Specialized course Process Control at Norwegian University of Life Sciences (NMBU), Spring 2018


Compulsory exercise for Lecture 6

1.      Kalman Filter:

a.       Implement, in Matlab, a simulator of the liquid tank (including random process disturbances and measurement noise) and the Kalman Filter for the (simulated) tank presented in example 18.2 in the text-book. (Here is a SimView simulator of this system.) Implement the native algorithm of the Kalman gain (i.e. do not use any inbuilt Matlab-function for calculating K). Run some illustrative simulations (e.g. try various values of the Q matrix, and observe the effect on the estimates).

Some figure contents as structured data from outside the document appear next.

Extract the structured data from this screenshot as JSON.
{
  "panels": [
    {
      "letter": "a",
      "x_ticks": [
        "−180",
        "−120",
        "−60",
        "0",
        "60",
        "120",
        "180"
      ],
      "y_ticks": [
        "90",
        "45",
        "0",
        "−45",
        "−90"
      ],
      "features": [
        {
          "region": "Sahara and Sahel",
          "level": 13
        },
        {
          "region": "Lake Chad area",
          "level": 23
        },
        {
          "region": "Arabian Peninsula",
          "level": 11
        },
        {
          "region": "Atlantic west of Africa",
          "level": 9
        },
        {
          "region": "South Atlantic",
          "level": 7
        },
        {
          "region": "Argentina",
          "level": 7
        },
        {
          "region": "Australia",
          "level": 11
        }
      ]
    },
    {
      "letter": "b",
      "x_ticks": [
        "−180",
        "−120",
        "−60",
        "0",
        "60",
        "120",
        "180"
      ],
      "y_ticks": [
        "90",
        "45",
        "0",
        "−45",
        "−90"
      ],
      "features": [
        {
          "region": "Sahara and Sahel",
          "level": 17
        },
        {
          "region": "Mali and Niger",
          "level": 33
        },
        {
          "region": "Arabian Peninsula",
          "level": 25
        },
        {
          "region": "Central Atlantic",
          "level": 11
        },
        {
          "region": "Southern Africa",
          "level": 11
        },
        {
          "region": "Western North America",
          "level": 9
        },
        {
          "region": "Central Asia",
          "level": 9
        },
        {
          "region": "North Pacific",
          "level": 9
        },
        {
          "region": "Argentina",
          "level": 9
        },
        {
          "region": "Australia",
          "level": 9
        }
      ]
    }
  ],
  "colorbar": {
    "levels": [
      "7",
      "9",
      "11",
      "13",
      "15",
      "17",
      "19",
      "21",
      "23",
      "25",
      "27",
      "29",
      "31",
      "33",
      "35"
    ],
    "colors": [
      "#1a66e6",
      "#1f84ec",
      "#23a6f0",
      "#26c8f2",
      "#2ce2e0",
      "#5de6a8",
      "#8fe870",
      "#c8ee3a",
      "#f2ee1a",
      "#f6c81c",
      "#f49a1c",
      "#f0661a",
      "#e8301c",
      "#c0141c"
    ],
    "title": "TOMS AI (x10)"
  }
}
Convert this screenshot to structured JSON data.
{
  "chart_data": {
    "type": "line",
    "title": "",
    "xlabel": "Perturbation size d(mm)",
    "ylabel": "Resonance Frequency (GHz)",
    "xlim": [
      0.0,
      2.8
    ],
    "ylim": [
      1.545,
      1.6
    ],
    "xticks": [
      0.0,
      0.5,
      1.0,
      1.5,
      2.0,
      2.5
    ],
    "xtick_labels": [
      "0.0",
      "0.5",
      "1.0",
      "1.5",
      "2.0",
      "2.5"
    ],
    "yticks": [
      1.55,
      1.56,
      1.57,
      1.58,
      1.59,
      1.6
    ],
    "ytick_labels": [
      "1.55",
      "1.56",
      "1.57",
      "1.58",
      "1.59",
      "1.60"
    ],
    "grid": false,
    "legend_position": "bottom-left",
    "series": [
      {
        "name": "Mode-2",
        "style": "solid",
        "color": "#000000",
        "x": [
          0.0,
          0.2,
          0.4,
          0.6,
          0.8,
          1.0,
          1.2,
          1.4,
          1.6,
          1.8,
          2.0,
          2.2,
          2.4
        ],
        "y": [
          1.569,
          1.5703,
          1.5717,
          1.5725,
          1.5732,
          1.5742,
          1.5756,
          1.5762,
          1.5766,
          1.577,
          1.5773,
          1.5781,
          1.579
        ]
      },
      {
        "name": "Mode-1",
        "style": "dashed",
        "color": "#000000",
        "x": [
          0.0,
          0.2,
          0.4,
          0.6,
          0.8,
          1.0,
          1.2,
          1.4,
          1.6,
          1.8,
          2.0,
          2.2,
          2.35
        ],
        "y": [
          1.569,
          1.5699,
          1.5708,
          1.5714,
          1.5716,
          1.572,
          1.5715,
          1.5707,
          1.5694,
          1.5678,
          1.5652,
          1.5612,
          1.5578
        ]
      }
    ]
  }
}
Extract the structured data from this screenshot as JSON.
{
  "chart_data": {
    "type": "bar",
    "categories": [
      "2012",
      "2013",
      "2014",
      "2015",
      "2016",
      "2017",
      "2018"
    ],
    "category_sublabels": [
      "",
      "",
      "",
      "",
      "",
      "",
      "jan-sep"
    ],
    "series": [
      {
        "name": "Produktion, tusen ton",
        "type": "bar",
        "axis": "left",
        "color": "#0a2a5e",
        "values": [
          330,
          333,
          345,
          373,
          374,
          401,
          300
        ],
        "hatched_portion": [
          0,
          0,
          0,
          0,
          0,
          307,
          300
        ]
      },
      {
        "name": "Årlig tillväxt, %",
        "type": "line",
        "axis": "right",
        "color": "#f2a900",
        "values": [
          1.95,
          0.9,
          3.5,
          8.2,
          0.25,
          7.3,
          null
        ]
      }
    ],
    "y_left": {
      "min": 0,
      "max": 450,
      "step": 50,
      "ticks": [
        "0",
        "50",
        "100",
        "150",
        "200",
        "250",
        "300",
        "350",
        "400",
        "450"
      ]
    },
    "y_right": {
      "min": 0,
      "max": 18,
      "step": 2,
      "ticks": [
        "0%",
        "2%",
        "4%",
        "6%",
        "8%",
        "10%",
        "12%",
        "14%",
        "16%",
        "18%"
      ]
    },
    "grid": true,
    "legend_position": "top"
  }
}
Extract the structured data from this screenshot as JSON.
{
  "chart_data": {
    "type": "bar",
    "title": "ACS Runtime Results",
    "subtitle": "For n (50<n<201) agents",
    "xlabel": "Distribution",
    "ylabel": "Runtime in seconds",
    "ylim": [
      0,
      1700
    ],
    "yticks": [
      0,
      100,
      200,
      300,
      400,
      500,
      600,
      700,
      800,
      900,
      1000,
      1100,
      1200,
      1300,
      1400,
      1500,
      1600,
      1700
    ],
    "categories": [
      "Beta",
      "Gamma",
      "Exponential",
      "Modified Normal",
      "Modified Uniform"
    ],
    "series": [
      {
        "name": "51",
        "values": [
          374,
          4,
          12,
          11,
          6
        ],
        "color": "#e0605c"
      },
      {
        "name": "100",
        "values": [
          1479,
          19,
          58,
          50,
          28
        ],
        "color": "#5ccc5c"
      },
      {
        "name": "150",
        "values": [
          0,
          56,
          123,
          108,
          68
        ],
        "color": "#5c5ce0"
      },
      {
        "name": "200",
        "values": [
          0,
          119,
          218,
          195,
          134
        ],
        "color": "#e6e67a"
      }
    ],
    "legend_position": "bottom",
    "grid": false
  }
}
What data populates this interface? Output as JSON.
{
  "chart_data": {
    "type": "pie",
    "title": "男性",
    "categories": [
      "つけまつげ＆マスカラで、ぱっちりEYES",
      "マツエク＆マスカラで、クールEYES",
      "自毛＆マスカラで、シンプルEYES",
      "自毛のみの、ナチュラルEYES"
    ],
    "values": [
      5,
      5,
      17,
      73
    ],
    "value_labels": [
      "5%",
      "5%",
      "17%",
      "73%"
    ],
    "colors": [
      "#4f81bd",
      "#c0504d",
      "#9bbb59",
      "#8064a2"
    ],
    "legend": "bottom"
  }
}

b.      Assume that the outflow is through a valve which is placed h0 [m] below the outlet of the tank, with the following relation between Fout and the liquid level:

Fout =  Kv*f(z)*sqrt[p/G]

where Kv is valve constant, f is valve function (known), z is valve opening [%] (known), p [Pa] is pressure drop across the valve which assumed being equal to the hydrostatic pressure due to liquid level above the valve, rho is liquid density, g [m/s^2] is the gravity, and G [1] is specific density. Fout is not measured (and shall not be estimated either). Formulate the mathematical model (a continuous-time state-space model) which can be used to estimate Kv with a Kalman filter. Is the state-space model linear of nonlinear? (You are not required to implement this Kalman Filter.)


2.      Moving Horizon Estimation (MHE): In Example 1.10 in the lecture notes about optimization, the process disturbance d is estimated. Modify the Matlab script presented in the example (the script is also available from the course home page) so that the gain K is estimated in stead of the d. (You can give d any fixed value you want.) Is your implementation successful?



3.      Model-predictive Control (MPC): Here is a Matlab script implementing MPC for a simulated air heater. (The model of the air heater, from control signal acting on the heater to measured tube outlet temperature, is basically time constant with time delay.) The script includes an Observer for estimating an “input disturbance”, which is a disturbance added to the control signal. One purpose of including such an estimated disturbance in MPC is to ensure zero steady-state control error despite model errors in the underlying model of the MPC. Note that in the present script, the Observer uses the control signal after the time-delay as control signal (or model input signal). In this way, the time-delay is not a part of the Oberver, which simplifies the implementation of the Observer.

a.       Open the script in Matlab, and try to understand it. Draw a block diagram which shows how the various parts (simulator; Observer; MPC) of the system implemented in the script, are interconnected.

b.      Run the script. Does it seem to work?

c.       Play with some of the settings (you should decide which), and observe the impact of the changes on the behaviour of the MPC control system.

d.      Implement a model error in the gain of the model. Check by simulations if using the Observer ensures steady state error despite this model error.

e.       Voluntary: Replace the Observer in the script by a Kalman Filter which you should implement from scratch (that is, without using an inbuilt function in Matlab to calculate the Kalman gain). Is the system still working?


Updated 29 April 2018 by Finn Aakre Haugen, course teacher.